La Chronique Agora

Pour Greenspan, les USA ont 50% de chances d'entrer en récession !

Par Jean Chabru (*)

Le moins que l’on puisse dire, c’est que la visibilité est particulièrement réduite sur les marchés financiers ces temps-ci. Les experts se battent pour savoir si les Etats-Unis sont entrés en récession, vont le faire ou sauront l’éviter. Le débat fait rage mais pour le moment, personne n’en sait rien.

L’inquiétude se concentre sur l’ampleur de la crise des subprimes et sur son risque de contagion à l’économie réelle. Reste que les statistiques ne plaident pas en faveur d’un atterrissage en douceur de l’économie US : selon les calculs d’un professeur de l’université de Los Angeles, par le passé, huit crises immobilières sur dix ont débouché sur une récession.

Seules deux périodes y ont échappé : lors des guerres de Corée et du Vietnam. Les dépenses militaires avaient servi de moteur de substitution.

50% de chance d’entrer en récession !
Mais les économistes sont encore partagés. Au début de l’année, ils évaluaient en moyenne à moins de 20% la probabilité d’une récession. Cet été, la probabilité est passée à… 40%. Et pas plus tard que vendredi dernier, Alan Greenspan, qui depuis son départ de la Fed et la sortie de son livre n’a jamais été aussi disert, estime à 50/50 la probabilité de récession aux USA.

L’OCDE a donné la séquence : selon ses prévisions, la croissance américaine passera de 4% au deuxième trimestre (rythme annuel) à 2% au troisième et 1,5% au quatrième.

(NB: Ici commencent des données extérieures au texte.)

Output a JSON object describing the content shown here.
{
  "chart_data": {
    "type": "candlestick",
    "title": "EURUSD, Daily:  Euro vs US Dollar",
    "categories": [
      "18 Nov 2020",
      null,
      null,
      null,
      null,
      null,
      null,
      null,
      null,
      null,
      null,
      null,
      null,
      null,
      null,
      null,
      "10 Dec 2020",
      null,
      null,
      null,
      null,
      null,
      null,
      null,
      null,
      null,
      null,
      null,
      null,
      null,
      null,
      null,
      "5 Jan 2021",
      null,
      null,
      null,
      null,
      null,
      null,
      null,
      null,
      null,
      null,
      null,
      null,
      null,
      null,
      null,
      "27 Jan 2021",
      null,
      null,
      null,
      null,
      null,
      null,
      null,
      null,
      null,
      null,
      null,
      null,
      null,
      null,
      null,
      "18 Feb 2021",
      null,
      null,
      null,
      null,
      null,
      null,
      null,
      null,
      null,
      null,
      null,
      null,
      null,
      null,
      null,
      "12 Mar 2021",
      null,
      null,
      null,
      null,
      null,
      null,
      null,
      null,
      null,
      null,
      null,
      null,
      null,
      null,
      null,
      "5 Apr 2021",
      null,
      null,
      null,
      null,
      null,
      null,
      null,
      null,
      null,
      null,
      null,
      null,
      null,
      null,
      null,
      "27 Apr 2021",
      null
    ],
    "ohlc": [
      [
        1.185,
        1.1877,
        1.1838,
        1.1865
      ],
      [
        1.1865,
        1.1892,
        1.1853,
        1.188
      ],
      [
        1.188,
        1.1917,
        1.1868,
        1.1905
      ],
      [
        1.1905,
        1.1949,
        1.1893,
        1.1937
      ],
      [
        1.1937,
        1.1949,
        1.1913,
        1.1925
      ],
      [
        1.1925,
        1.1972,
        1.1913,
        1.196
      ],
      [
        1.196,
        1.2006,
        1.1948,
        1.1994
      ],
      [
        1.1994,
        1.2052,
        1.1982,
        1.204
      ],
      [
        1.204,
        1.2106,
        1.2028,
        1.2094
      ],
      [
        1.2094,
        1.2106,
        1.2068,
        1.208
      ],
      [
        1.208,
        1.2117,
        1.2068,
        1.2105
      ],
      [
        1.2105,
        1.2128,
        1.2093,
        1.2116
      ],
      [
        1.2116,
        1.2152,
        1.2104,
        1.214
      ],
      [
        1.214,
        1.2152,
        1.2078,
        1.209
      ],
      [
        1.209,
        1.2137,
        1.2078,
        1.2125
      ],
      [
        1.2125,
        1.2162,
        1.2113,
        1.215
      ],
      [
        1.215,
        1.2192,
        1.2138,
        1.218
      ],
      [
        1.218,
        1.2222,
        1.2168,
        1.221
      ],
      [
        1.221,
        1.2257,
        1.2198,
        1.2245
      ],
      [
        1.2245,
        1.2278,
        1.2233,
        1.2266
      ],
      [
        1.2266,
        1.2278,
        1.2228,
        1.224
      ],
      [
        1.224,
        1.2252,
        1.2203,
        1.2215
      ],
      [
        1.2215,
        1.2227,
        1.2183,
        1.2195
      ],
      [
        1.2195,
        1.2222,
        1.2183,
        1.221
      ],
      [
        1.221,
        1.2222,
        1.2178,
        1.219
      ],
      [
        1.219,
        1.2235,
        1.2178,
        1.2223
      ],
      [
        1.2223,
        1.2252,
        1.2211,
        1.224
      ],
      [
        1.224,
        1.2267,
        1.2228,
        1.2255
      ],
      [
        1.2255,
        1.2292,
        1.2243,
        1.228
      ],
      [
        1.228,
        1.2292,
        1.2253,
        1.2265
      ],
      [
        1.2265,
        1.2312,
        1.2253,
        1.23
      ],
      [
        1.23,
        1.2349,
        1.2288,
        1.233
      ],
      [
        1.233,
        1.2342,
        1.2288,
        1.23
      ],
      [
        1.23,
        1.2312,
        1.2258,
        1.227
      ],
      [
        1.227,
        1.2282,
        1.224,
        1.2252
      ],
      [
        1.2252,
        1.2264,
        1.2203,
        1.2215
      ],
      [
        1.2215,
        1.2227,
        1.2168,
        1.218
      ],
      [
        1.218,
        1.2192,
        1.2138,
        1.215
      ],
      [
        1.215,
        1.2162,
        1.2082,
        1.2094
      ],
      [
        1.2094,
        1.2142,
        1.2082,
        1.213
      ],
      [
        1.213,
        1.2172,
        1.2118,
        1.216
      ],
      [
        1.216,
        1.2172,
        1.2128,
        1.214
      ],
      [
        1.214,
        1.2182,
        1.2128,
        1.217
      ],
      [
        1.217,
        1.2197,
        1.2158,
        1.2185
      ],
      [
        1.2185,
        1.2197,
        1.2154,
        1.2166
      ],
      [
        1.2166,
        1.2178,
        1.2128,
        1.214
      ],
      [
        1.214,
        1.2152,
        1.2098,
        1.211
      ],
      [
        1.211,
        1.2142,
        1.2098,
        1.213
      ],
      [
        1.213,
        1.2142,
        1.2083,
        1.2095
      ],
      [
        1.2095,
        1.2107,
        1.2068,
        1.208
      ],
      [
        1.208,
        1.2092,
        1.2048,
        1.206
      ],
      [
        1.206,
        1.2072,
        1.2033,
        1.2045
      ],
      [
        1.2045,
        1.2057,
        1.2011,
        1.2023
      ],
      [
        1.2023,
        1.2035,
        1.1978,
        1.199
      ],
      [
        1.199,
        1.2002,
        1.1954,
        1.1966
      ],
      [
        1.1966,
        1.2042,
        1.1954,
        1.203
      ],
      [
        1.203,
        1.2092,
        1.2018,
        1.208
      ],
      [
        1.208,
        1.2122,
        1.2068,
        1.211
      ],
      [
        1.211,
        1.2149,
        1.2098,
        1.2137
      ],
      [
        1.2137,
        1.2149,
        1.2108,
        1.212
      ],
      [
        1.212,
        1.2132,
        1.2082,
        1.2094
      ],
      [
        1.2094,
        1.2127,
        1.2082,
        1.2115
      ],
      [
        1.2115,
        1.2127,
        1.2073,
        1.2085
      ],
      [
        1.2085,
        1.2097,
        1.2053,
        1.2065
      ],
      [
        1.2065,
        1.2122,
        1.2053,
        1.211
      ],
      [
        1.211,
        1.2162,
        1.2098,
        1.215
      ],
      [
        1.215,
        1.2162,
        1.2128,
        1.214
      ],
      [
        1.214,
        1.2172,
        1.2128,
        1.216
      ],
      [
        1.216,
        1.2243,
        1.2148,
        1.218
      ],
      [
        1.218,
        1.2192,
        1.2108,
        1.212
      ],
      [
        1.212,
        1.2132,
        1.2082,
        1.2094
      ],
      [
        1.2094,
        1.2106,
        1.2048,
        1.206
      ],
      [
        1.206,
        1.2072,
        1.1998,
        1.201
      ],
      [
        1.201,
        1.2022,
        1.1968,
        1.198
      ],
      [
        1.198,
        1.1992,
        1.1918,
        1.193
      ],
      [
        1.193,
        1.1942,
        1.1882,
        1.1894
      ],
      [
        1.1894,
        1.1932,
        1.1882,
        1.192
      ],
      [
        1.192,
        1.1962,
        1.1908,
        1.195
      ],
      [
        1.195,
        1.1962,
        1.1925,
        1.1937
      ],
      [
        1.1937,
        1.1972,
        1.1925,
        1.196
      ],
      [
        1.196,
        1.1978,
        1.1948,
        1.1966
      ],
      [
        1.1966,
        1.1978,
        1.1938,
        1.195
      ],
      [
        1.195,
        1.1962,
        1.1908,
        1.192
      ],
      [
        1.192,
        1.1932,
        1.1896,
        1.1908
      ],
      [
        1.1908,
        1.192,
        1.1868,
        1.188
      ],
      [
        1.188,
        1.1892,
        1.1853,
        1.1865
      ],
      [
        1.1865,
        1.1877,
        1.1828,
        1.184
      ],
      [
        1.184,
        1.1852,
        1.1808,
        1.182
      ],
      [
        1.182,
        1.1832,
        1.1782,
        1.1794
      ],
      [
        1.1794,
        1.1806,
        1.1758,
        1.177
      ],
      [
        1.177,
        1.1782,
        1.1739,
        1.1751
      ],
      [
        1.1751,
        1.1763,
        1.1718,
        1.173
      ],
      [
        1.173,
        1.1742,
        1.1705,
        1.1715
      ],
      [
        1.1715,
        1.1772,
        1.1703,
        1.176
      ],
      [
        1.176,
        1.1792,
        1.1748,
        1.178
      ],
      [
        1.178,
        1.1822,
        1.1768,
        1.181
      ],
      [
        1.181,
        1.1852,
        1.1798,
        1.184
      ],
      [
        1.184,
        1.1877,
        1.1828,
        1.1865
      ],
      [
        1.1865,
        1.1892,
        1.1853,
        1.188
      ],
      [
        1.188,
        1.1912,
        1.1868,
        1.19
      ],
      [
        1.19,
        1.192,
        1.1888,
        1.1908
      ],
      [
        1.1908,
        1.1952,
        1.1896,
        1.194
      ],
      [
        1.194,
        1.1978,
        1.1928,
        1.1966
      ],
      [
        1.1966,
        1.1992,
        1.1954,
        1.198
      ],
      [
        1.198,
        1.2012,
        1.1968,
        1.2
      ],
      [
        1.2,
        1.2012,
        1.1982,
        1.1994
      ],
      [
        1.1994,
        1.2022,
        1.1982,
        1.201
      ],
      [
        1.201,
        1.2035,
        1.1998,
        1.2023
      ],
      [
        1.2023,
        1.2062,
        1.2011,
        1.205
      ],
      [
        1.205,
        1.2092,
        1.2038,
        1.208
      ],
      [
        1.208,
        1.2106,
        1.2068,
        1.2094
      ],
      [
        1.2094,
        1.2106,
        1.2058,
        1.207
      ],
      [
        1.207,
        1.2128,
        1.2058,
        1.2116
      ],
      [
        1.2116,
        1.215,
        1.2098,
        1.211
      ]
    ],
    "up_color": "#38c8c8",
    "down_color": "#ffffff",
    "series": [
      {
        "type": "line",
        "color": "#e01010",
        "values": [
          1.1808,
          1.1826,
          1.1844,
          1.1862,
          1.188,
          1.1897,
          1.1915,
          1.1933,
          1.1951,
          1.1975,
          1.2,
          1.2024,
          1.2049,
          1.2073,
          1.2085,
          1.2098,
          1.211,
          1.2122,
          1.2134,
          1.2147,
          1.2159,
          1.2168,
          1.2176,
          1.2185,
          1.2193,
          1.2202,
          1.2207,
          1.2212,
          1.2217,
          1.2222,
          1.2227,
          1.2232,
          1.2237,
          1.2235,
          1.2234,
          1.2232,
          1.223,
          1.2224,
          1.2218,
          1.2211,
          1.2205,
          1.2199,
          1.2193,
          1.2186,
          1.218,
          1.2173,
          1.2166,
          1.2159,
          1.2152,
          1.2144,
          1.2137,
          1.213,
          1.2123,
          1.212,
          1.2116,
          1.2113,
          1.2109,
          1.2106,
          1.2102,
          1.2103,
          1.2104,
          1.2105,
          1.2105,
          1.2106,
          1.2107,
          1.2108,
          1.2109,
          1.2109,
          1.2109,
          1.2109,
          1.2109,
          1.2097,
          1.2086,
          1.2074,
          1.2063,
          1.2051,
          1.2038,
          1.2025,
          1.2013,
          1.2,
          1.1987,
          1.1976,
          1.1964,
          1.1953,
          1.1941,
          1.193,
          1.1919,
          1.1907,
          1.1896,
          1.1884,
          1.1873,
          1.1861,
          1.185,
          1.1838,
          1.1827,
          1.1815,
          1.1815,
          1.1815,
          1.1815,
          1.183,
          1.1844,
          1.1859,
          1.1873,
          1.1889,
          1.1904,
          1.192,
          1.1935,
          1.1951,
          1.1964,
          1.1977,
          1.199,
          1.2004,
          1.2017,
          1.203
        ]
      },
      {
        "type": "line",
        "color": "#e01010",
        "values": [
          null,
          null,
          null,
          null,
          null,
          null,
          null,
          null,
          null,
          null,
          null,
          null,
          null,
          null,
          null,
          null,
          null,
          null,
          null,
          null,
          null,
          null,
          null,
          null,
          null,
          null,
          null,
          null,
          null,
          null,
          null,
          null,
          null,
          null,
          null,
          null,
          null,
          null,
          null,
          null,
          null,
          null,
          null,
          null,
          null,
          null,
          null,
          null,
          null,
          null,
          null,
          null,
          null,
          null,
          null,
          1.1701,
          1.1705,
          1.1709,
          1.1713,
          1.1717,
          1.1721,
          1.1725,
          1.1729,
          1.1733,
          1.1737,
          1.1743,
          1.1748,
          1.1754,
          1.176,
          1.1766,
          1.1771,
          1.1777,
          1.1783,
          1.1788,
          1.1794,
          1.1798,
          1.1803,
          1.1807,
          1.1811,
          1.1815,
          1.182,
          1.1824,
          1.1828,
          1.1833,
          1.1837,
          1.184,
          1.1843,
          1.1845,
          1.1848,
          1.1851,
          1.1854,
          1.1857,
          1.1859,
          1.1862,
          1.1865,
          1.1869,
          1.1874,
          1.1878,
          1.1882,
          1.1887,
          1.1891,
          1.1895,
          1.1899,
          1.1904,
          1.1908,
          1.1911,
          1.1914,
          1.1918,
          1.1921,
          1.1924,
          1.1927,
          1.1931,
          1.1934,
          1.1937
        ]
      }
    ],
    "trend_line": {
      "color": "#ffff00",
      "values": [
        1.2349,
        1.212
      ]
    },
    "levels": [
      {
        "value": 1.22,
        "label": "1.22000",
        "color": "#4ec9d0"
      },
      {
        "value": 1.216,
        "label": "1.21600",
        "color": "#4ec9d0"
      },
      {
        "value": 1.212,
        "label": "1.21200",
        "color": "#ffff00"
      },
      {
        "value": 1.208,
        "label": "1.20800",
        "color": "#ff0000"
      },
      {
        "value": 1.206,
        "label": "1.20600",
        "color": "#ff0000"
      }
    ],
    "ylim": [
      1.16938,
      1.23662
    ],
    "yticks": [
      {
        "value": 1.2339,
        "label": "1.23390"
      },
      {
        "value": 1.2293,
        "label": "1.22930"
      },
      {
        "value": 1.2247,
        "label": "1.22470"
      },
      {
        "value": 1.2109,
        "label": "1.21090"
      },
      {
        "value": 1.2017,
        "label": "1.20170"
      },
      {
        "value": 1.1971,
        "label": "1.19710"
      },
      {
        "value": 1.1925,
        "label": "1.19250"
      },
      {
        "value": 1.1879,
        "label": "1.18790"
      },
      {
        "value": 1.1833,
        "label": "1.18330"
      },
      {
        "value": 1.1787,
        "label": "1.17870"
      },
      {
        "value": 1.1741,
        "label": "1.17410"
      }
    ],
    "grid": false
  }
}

Il suffit simplement de prolonger la courbe pour basculer !

D’ailleurs, les dernières statistiques s’imprègnent de rouge : en août, il n’y a eu que 4 000 créations nettes d’emplois quand les analystes en attendaient 110 000. Cela signifie que les entreprises ont ressenti un coup de frein brutal de leur activité avant même que n’éclate la crise des subprimes.

L’immobilier : un an de salaire en plus pour les Américains
Quand on regarde le poids qu’a eu l’immobilier dans la croissance américaine depuis dix ans, on a du mal à comprendre comment elle peut encore tenir. Les ménages propriétaires ont vu leur bien croître en valeur de 9% l’an depuis 2000. Comme 80% des acquéreurs ont trouvé des taux faibles et des avantages fiscaux, le retour net sur investissement a été de 25%. Beaucoup ont pu  renégocier leurs emprunts en fonction de cette plus-value, et le gain pour l’ensemble des Américains a été de 9 000 milliards de dollars… ce qui équivaut à 90% de leur revenu de 2006.

Le couple hausse des prix/renégociation des prêts leur a fait gagner un an de salaire en plus ! Et c’est grâce à cette nouvelle richesse que les ménages ont pu continuer à consommer, en empruntant toujours plus…

Un ralentissement plus fort qu’en 1929
Mais cet effet de richesse se tarit quand le marché immobilier se retourne. Les prix sont partis à la baisse au rythme désormais de 9% l’an, ce qui paraît peu, mais c’est plus fort que lors de la crise de 1929.

Si la valeur des logements recule de 20%, les économistes prévoient deux conséquences : beaucoup d’emprunteurs vont faire défaut (selon le camp des pessimistes, nous n’en sommes qu’au début), et nombre d’institutions prêteuses seront mises à mal. De plus, la consommation globale des ménages pourrait se contracter de 200 milliards de dollars, soit 1,5% du PIB, ramenant donc la croissance sous zéro.

Malgré ces chiffres plutôt alarmants, le consensus des économistes table encore sur une expansion de 2,5% en 2008. Seul Merrill Lynch a anticipé une récession en 2008. Joseph Stiglitz, Prix Nobel et professeur à Columbia, lui, parle de "ralentissement très fort, pas de récession".

Le pire n’est pas toujours sûr
Au final, le pire n’est pas sûr mais probable. A partir de là, il est évident que la volatilité va augmenter sur les marchés financiers et encore plus sur les valeurs moyennes. D’ici la fin de l’année, il ne serait pas étonnant de voir des prises de bénéfices sur certaines d’entre elles très exposées au dollar et à l’économie américaine.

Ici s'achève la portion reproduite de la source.